Future of CPU architecture

WaitingForNehalem · Jan 28, 2014

As someone wanting to get into CPU design, I always wonder what the future of CPU architecture holds. I've talked to industry experts and I've heard some very interesting and different things:

CPUs will be relegated to low power, low cost and that the future is really in software and the user experience.
The Von Neumann architecture has been exhausted and that more exotic architectures such as neural networks will take its place.
We are in the dark ages of parallelism and that highly parallel, many core CPUs will come after compiler breakthroughs.
Heterogeneous CPU/GPU architecture will take over.
Analog computers will make a comeback.

While I realize there currently isn't a need for more performance in conventional computing for most average users, things like computer vision, big data, security, and artificial intelligence will play a big role in the future.

As of now, CPU design has really stagnated and all of the performance tricks such as OoO execution, pipelining, instruction level parallelism, and branch prediction have all been used. In fact, many of these techniques are either scaled down or discarded to save power.

Since computing requirements won't stay constant, what do you think future CPU architectures will be like?

Kippa · Jan 28, 2014

I think that there will be a big shift with regards to internal networking in the way multiple cpus are connected with regards to a nodal network. For example rather than have one large chip with 48 cores you might get much smaller chips say 12 small chips with 4 cores instead, it is how they are connected and communicate which will be of greater importance.

I also believe that cpus will possibly become 3d dimension in design so that rather than a cpu being 1 layer, it might be a multiple layer say 10 or 20 layers like pancake. Also the possibility that a computer in with hundreds of cpus/cores that they might work asymmetrically, in that they aren't all working to the beat of the same clock.

gdansk · Jan 28, 2014

I find the Mill architecture very interesting, though I don't feel it is the only way forward.

Rakehellion · Jan 28, 2014

I think the modern CPU will be extinct and everything will be run on the GPU.

Homeles · Jan 28, 2014

Kippa said:
I also believe that cpus will possibly become 3d dimension in design so that rather than a cpu being 1 layer, it might be a multiple layer say 10 or 20 layers like pancake. Also the possibility that a computer in with hundreds of cpus/cores that they might work asymmetrically, in that they aren't all working to the beat of the same clock.

I agree.

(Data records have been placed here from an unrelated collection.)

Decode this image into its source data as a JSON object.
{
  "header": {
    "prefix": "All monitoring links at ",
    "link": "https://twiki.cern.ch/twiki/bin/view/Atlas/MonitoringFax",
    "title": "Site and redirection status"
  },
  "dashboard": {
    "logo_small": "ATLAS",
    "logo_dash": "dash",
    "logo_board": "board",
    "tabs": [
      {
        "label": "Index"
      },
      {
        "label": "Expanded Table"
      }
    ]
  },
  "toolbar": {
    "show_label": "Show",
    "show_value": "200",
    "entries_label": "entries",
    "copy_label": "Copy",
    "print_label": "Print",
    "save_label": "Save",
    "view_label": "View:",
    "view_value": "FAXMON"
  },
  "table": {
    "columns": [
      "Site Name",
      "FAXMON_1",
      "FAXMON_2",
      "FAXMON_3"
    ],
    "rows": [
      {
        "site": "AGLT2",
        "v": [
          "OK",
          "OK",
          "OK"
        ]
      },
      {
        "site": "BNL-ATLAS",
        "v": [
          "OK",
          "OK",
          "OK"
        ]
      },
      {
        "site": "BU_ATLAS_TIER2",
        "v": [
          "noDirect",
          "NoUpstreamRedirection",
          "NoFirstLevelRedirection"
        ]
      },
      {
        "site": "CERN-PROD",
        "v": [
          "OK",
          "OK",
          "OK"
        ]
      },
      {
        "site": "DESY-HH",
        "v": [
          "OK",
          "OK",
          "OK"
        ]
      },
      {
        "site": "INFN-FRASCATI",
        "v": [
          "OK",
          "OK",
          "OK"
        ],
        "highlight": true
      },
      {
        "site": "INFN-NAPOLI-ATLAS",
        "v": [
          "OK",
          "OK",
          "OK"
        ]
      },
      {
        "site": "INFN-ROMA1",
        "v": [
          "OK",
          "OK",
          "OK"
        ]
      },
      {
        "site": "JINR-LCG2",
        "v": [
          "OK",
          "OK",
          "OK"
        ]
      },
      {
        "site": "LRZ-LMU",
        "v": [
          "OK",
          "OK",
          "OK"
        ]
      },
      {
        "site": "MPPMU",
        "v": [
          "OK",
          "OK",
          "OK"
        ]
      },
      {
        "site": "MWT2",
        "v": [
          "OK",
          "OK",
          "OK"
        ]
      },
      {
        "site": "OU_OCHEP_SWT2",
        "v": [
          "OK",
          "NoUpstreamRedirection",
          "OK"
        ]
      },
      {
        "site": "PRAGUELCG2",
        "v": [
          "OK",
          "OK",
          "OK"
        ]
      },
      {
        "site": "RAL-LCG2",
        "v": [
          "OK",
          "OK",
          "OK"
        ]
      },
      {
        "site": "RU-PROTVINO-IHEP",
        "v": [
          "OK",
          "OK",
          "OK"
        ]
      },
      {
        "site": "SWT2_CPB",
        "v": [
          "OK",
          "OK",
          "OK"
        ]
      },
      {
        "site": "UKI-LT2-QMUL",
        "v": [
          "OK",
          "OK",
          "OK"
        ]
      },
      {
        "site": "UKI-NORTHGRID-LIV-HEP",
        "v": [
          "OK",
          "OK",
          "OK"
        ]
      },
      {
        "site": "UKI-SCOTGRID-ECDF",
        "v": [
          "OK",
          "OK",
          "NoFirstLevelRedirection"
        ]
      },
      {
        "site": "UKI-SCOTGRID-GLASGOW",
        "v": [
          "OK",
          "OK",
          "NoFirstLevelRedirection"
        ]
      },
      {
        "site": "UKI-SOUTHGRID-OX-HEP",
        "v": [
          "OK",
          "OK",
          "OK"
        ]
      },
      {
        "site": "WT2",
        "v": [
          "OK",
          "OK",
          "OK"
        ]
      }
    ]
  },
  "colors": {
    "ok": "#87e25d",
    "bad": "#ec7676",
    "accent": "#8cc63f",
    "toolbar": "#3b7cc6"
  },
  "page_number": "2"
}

It's going to take some time for that shift to happen, though. But 3D logic is inevitable.

What I think will happen in the short term is that architectures will leverage the high bandwidth, low latency, relatively high capacity stacked memory solutions. By this, I mean the architectures will actually be optimized around stacked DRAM, rather than simply strapping stacked DRAM to today's modern processors.

What I'd really like to see is ternary computing. I am doubtful we'll see that concept see major adoption any time soon, if ever, but it does offer some serious advantages over binary.

I think the inevitable computing endgame will be with synthesized architectures. There's so much computation involved with making today's modern processors. Computational lithography is incredible:

The image on the far right is the "optimal" mask for creating the structure on the far left, but it's practically impossible for humans to solve for that on their own. Creating such a mask requires lots of computing power, though.

Rakehellion said:
I think the modern CPU will be extinct and everything will be run on the GPU.

Why would everything run on a high latency processor that's difficult to code for? While GPUs are becoming increasingly useful for computing, they're simply not going to ever displace CPUs.

ninaholic37 · Jan 28, 2014

What about all that graphene / quantum stuff?

tynopik · Jan 28, 2014

process stagnation

more special purpose blocks (heterogeneous) to make up for the lack of general performance increase

ARM

Homeles · Jan 29, 2014

tynopik said:
more special purpose blocks (heterogeneous) to make up for the lack of general performance increase

Yes.

ARM

Not necessarily.

WaitingForNehalem · Jan 29, 2014

One of the many issues facing highly parallel architectures is that certain algorithms can't be made to run in parallel. There still has to be good single threaded performance. Maybe a big.LITTLE-like approach where there is one large core surrounded by many small cores. This is similar to what AMD is going for but I think if the smaller cores used the same ISA as the large core, there would not be a huge hurdle to adoption like with their APUs. Something like Xeon Phi mixed with a single large, highly clocked Xeon core with a dedicated hardware scheduler all on one die. Again though, running certain tasks in hundreds of threads would be very difficult. Compiler support would have to improve tremendously.

Torn Mind · Jan 29, 2014

Rakehellion said:
I think the modern CPU will be extinct and everything will be run on the GPU.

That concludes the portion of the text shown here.